Increase soluble fibre – good low FODMAP options are oats, carrots, oranges and ground flax seed (1Tbsp at a time for low FODMAP on the latter).
It’s still really important to get your 30g fibre a day and to eat a wide variety of fruits, vegetables, grains, legumes, nuts and seeds – within your tolerance threshold – so this is not your ticket to skip eating fruit and veg.
Most plant foods contain a combination of both soluble and insoluble fibre, so the emphasis is on reducing, not removing entirely.
4. Replace Lost Fluids and Electrolytes
Make sure you’re drinking enough water – ~2l a day is the benchmark, but you may need more if you live in a hot climate or are very active.
If your diarrhoea is severe, add some oral rehydration solution (like Dioralyte or Pedialyte) to plain water.
5. Reduce FODMAP Intake (temporarily)
Some FODMAPs draw water into the intestines by osmosis, which can contribute to diarrhoea. The FODMAP elimination process is the gold standard in identifying IBS food triggers, and figuring out your personal trigger foods can help with managing IBS-D.
Not familiar with FODMAPs? I’ve written in detail about them here and here.
Dairy is often a biggie where diarrhoea is concerned, as lactose is a FODMAP and malabsorbed in ~75% of people.
This is not just in IBS sufferers – lactose intolerance is prevalent in both healthy people too, so you might want to look into a short-term removal of this to start with (for 2-3 weeks) if you’re not ready to take the plunge and go through the full FODMAP elimination process just yet.

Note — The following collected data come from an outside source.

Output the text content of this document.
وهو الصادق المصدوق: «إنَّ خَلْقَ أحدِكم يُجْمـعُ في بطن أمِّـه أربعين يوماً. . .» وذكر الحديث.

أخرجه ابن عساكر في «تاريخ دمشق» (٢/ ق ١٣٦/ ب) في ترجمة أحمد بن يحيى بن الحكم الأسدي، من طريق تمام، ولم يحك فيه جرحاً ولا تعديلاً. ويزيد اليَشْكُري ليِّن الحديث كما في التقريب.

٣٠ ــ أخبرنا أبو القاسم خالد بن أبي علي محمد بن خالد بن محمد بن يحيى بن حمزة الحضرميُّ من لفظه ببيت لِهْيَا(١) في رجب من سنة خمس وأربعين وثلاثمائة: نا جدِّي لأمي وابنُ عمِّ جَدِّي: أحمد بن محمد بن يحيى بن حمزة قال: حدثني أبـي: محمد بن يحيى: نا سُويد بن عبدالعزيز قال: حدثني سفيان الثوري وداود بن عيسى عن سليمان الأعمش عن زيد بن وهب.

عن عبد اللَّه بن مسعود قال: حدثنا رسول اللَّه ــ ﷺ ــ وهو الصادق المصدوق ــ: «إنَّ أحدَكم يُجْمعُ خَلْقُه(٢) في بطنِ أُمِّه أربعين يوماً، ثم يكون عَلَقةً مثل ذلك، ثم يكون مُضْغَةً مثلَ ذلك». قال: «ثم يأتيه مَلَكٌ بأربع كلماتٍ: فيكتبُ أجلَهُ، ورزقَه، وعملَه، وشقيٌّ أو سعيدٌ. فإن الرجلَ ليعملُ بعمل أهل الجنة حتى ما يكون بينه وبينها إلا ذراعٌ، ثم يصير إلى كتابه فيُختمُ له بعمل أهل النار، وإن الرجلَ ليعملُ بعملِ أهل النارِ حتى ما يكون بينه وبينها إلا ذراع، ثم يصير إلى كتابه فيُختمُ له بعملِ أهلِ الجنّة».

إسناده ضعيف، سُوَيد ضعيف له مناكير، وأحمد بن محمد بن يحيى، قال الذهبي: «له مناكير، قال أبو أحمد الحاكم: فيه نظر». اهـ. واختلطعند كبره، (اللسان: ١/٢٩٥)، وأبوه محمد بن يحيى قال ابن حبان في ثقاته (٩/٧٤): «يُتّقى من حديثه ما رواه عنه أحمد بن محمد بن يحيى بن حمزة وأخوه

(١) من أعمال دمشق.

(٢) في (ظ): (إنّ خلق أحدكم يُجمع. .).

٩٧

Foods That Help With Managing an IBS-D Flare-up
Replace lost potassium from all that pooping with a banana. Keep them low FODMAP by choosing slightly green ones over fully ripe ones.

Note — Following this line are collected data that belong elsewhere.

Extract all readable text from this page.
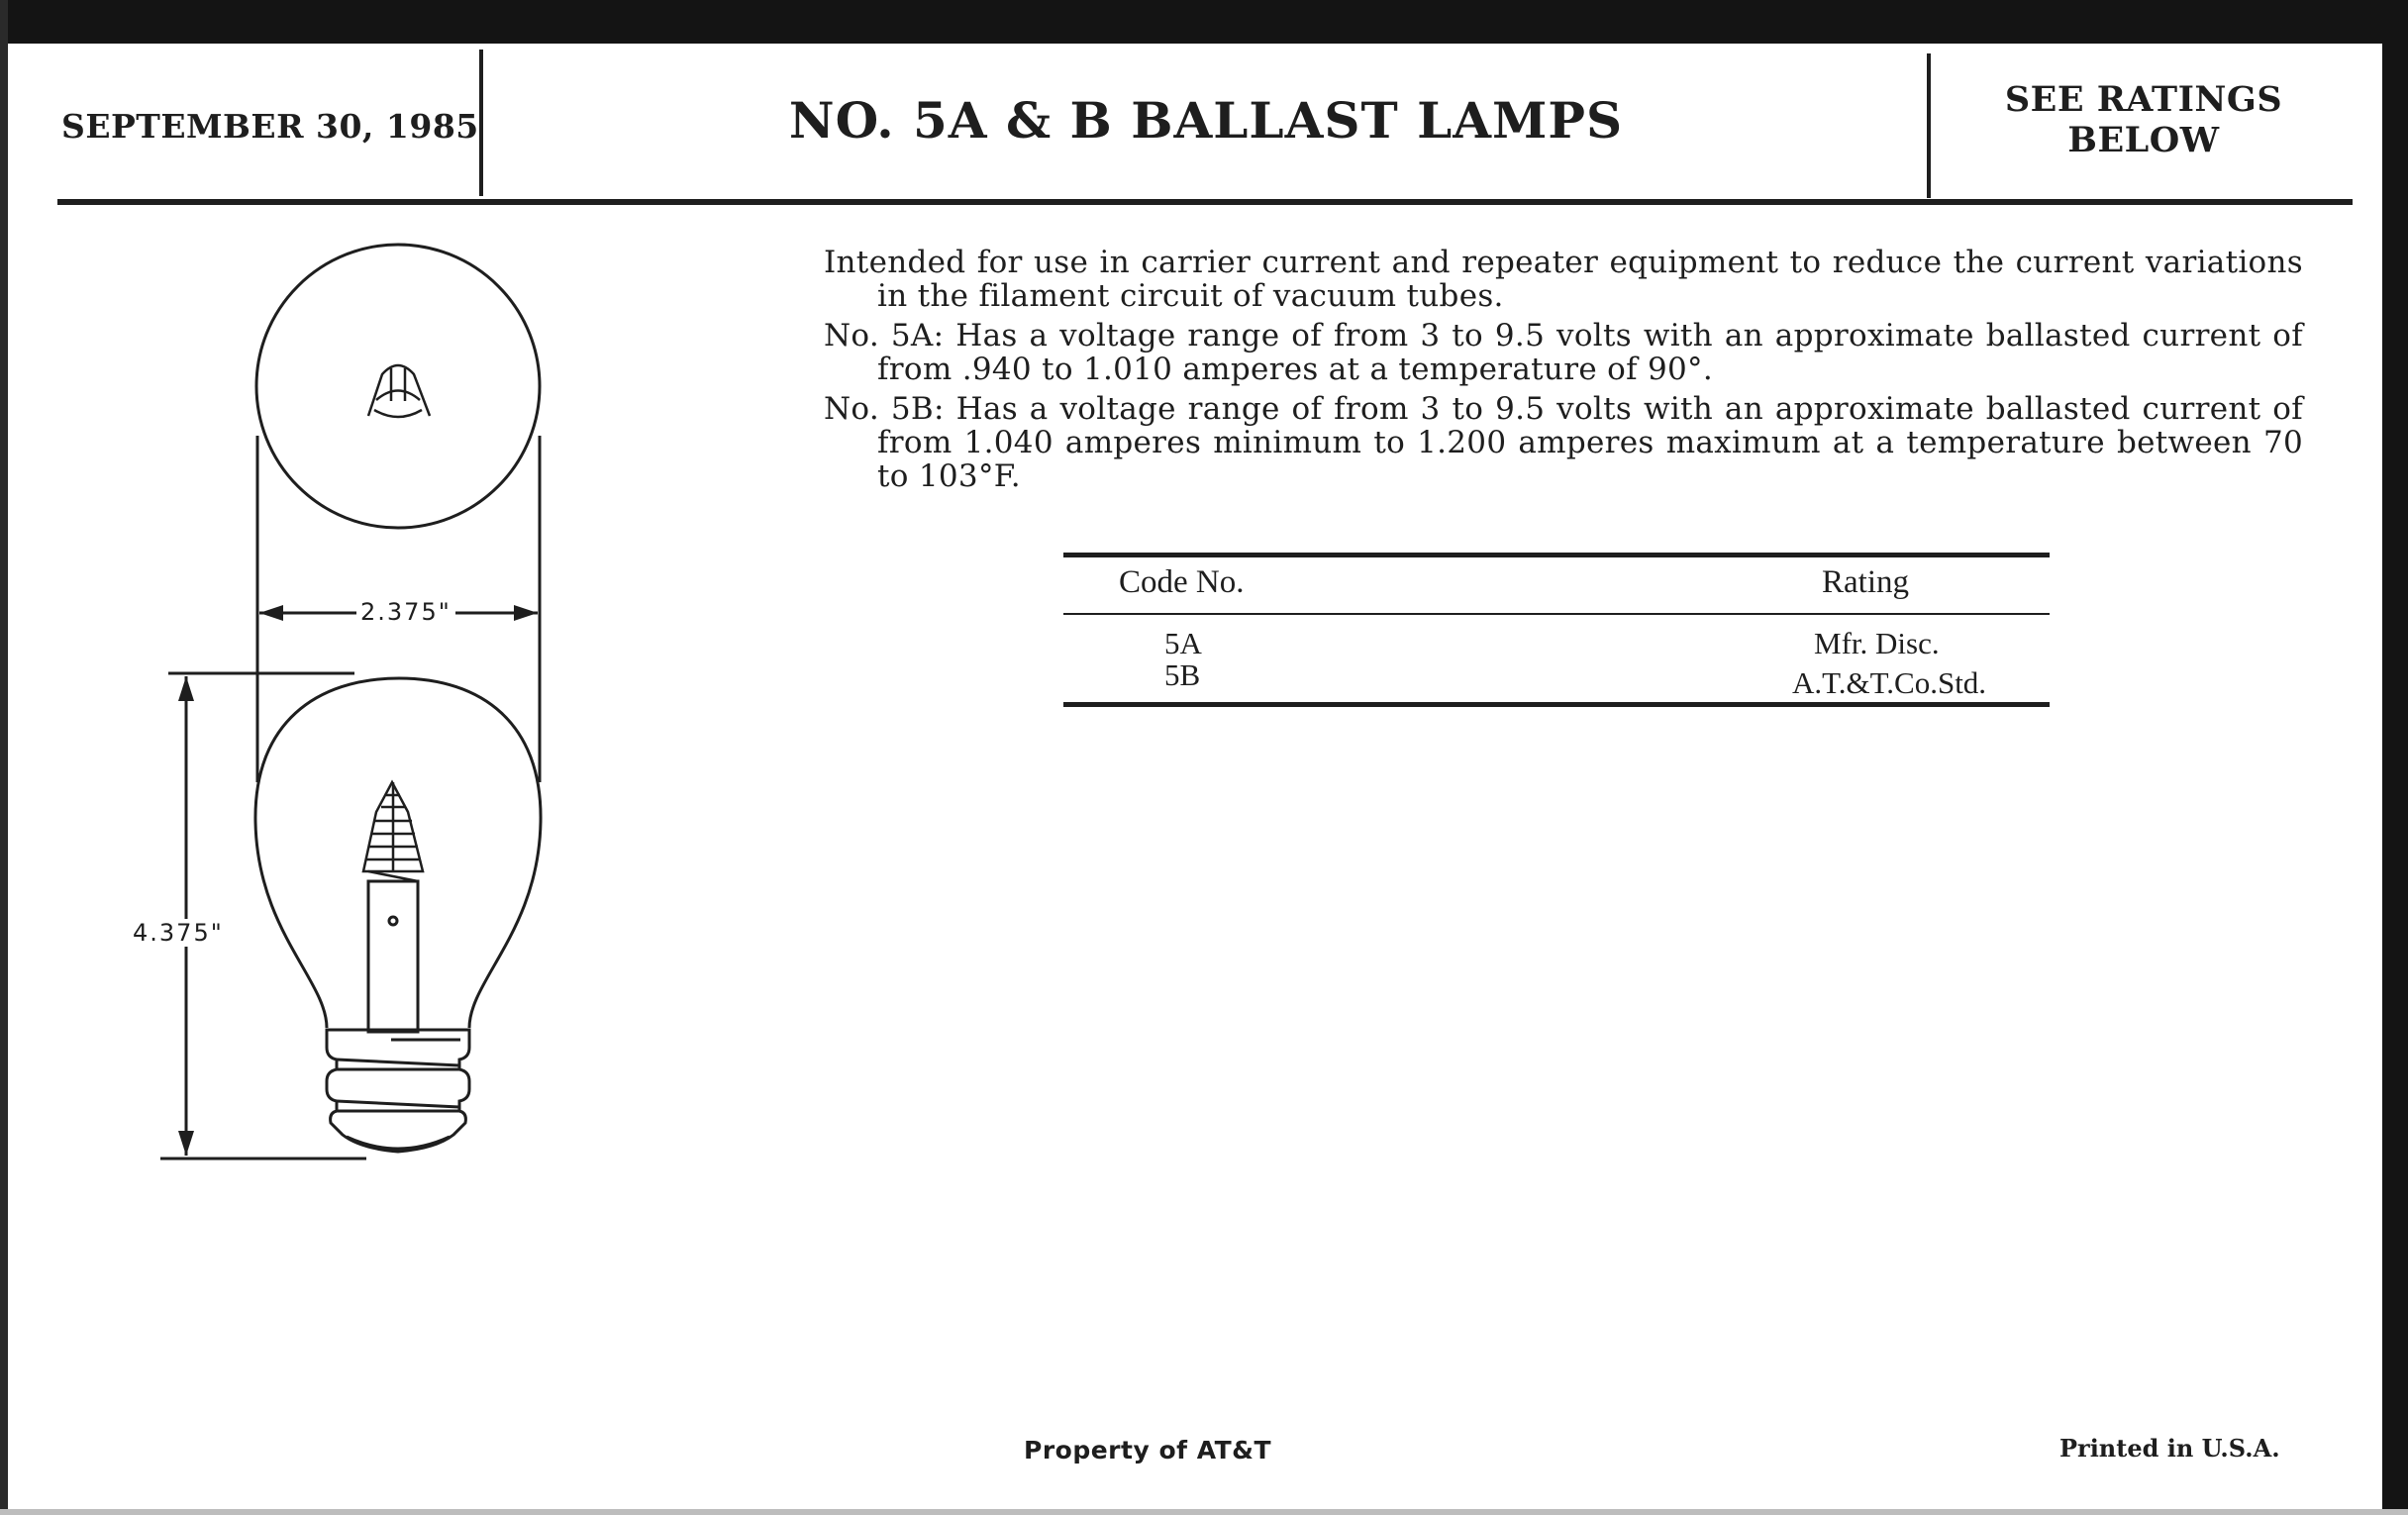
SEPTEMBER 30, 1985	NO. 5A & B BALLAST LAMPS	SEE RATINGS BELOW
2.375"
4.375"

Intended for use in carrier current and repeater equipment to reduce the current variations in the filament circuit of vacuum tubes.

No. 5A: Has a voltage range of from 3 to 9.5 volts with an approximate ballasted current of from .940 to 1.010 amperes at a temperature of 90°.

No. 5B: Has a voltage range of from 3 to 9.5 volts with an approximate ballasted current of from 1.040 amperes minimum to 1.200 amperes maximum at a temperature between 70 to 103°F.

Code No.	Rating
5A	Mfr. Disc.
5B	A.T.&T.Co.Std.
Property of AT&T	Printed in U.S.A.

Another awesome potassium source, potatoes are a nutrient-dense starchy veggie and the ultimate comfort food, IMO. Just skip the chips/fries and opt for a mash or a baked potato instead.
Carrots are rich in soluble fibre which absorbs water in your gut and can help to firm up your poop and reduce diarrhoea.

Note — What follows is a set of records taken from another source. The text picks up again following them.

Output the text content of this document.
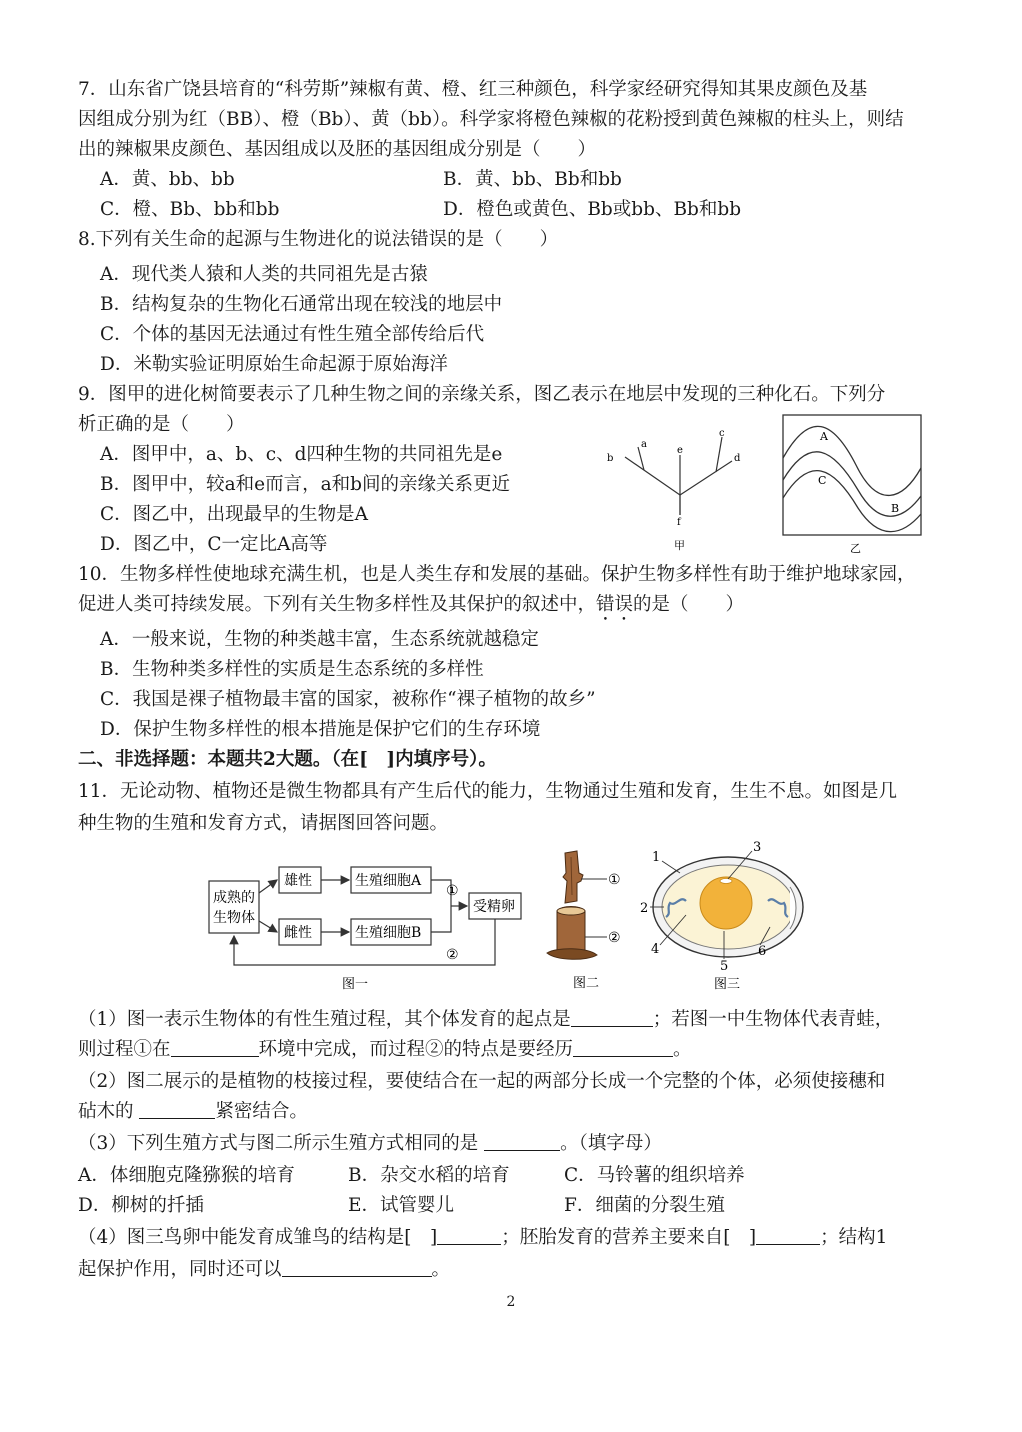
7．山东省广饶县培育的“科劳斯”辣椒有黄、橙、红三种颜色，科学家经研究得知其果皮颜色及基
因组成分别为红（BB）、橙（Bb）、黄（bb）。科学家将橙色辣椒的花粉授到黄色辣椒的柱头上，则结
出的辣椒果皮颜色、基因组成以及胚的基因组成分别是（　　）
A．黄、bb、bb	B．黄、bb、Bb和bb
C．橙、Bb、bb和bb	D．橙色或黄色、Bb或bb、Bb和bb
8.下列有关生命的起源与生物进化的说法错误的是（　　）
A．现代类人猿和人类的共同祖先是古猿
B．结构复杂的生物化石通常出现在较浅的地层中
C．个体的基因无法通过有性生殖全部传给后代
D．米勒实验证明原始生命起源于原始海洋
9．图甲的进化树简要表示了几种生物之间的亲缘关系，图乙表示在地层中发现的三种化石。下列分
析正确的是（　　）
A．图甲中，a、b、c、d四种生物的共同祖先是e
B．图甲中，较a和e而言，a和b间的亲缘关系更近
C．图乙中，出现最早的生物是A
D．图乙中，C一定比A高等
a
b
c
d
e
f
甲
A
B
C
乙
10．生物多样性使地球充满生机，也是人类生存和发展的基础。保护生物多样性有助于维护地球家园，
促进人类可持续发展。下列有关生物多样性及其保护的叙述中，错误的是（　　）
A．一般来说，生物的种类越丰富，生态系统就越稳定
B．生物种类多样性的实质是生态系统的多样性
C．我国是裸子植物最丰富的国家，被称作“裸子植物的故乡”
D．保护生物多样性的根本措施是保护它们的生存环境
二、非选择题：本题共2大题。（在[　]内填序号）。
11．无论动物、植物还是微生物都具有产生后代的能力，生物通过生殖和发育，生生不息。如图是几
种生物的生殖和发育方式，请据图回答问题。
成熟的
生物体
雄性
雌性
生殖细胞A
生殖细胞B
受精卵
①
②
图一
①
②
图二
1
2
3
4
5
6
图三
（1）图一表示生物体的有性生殖过程，其个体发育的起点是	；若图一中生物体代表青蛙，
则过程①在	环境中完成，而过程②的特点是要经历	。
（2）图二展示的是植物的枝接过程，要使结合在一起的两部分长成一个完整的个体，必须使接穗和
砧木的	紧密结合。
（3）下列生殖方式与图二所示生殖方式相同的是	。（填字母）
A．体细胞克隆猕猴的培育	B．杂交水稻的培育	C．马铃薯的组织培养
D．柳树的扦插	E．试管婴儿	F．细菌的分裂生殖
（4）图三鸟卵中能发育成雏鸟的结构是[　]	；胚胎发育的营养主要来自[　]	；结构1
起保护作用，同时还可以	。
2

Forget kale, oats are the OG ‘superfood’. They are another excellent source of soluble fibre, full of minerals and B vitamins, and contain β-glucans which help to slow digestion. Slower digestion = less diarrhoea.
Tofu & Tempeh
Firm tofu and tempeh to keep your protein intake up. If beans and lentils are your usual plant-based protein source, you might want to cut back on these during a flare as they’re high in the FODMAP GOS.
Quinoa is another great source of protein and a fructan-free (pseudo)grain that is generally very well tolerated. Rice works too, but I love quinoa for its higher mineral content.
These foods are great to incorporate into your regular eating pattern, even when you’re not in an IBS-D flare, so go ahead and add them to your shopping list!